The overview is that I'm trying to create a method by which mount creation can
be better parameterised. This includes:
(1) Improved option passing from userspace. We're limited to what we can
cram into a single page and we have to pass all the options in one go.
I was impressed by MiklÃs's idea that he presented at LSF/MM for opening
an fd to the filesystem driver, passing the parameters individually by
write() and then performing a mount from that, so I could permit:
(a) Allow each individual option to exceed PAGE_SIZE in size.
(b) Allow options to contain binary data as no characters need to be
reserved for parsing tokens (NUL terminators, commas).
(c) Allow feedback on individual options.
(d) Allow the filesystem to ask for information, such as passwords.
(e) Allow selection of a subtree of the "device" to actually use
(ie. combine a bind mount with the mount).
(2) Loading a context from an already mounted filesystem, thereby providing a
better way of doing:
(a) Bind mounts
(b) Filesystem reconfiguration.
(c) Parameter propagation to automounts/submounts.
(3) Up-front parameter parsing and resource allocation. This allows
parameters to be parsed validated and resources to be allocated before we
begin the super_block initialisation/creation/loading/whatever process,
allowing us to get some error handling out of the way earlier.
Ext4 has an interesting issue here: it will load the parameters from
disk, then overlay them with the parameters given to sys_mount() as it
parses them - but this will leave you with a half-set-up superblock if a
parse error occurs.
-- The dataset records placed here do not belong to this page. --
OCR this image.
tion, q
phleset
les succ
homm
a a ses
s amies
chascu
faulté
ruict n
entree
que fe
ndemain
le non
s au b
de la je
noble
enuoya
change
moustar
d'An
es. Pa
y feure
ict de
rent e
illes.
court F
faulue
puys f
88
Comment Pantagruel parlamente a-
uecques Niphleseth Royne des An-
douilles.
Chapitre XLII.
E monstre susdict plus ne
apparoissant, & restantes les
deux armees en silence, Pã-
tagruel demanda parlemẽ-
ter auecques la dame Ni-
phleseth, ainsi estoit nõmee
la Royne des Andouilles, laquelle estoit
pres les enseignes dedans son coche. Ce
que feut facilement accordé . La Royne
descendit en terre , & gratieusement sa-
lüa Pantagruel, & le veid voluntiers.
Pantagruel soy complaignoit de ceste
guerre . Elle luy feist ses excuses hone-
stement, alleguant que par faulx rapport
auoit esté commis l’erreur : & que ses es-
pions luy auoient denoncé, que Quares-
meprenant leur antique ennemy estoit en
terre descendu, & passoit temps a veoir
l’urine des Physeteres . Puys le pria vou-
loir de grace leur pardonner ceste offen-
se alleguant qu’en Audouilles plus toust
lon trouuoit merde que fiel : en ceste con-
I *think* the new-mount branch just discards the
superblock in that case, but in the case of remount, only *some* of the
changes will be applied - which is bad.
(4) Better handling of namespaces - the fs_context gives us somewhere to
anchor namespaces and potentially configure these before mounting.
Certainly, it would give somewhere to pass namespace information to a
submount.
This would potentially make it possible to mount directly into someone
else's namespaces for container handing.
I'd also like to make it possible to return better error messages from the
kernel as a lot of different things can go wrong during a mount and we only
have a small integer to convey this - plus dmesg, which might be inaccessible
and may mixed up with other things.
Originally, I implemented the supplementary error message handling as hanging
off the fs_context struct, but that got tricky with NFS because NFS4 creates a
mount for the root on a server and then invokes pathwalk to the intended path
from within the ->mount() function.
This pathwalk is expected to trip one or more automount points as changes in
FSID are detected - but they have no access to the parent fs_context struct in
which to supplement any error that is incurred.
So I've moved this to task_struct and provided a couple of prctls to manage it
- this also has the added bonus of making it more widely available and also
making it potentially useful to determine what happened in the case of an
automount failure. However, Al would prefer me to move it back to the
fs_struct as it's too generic otherwise.
David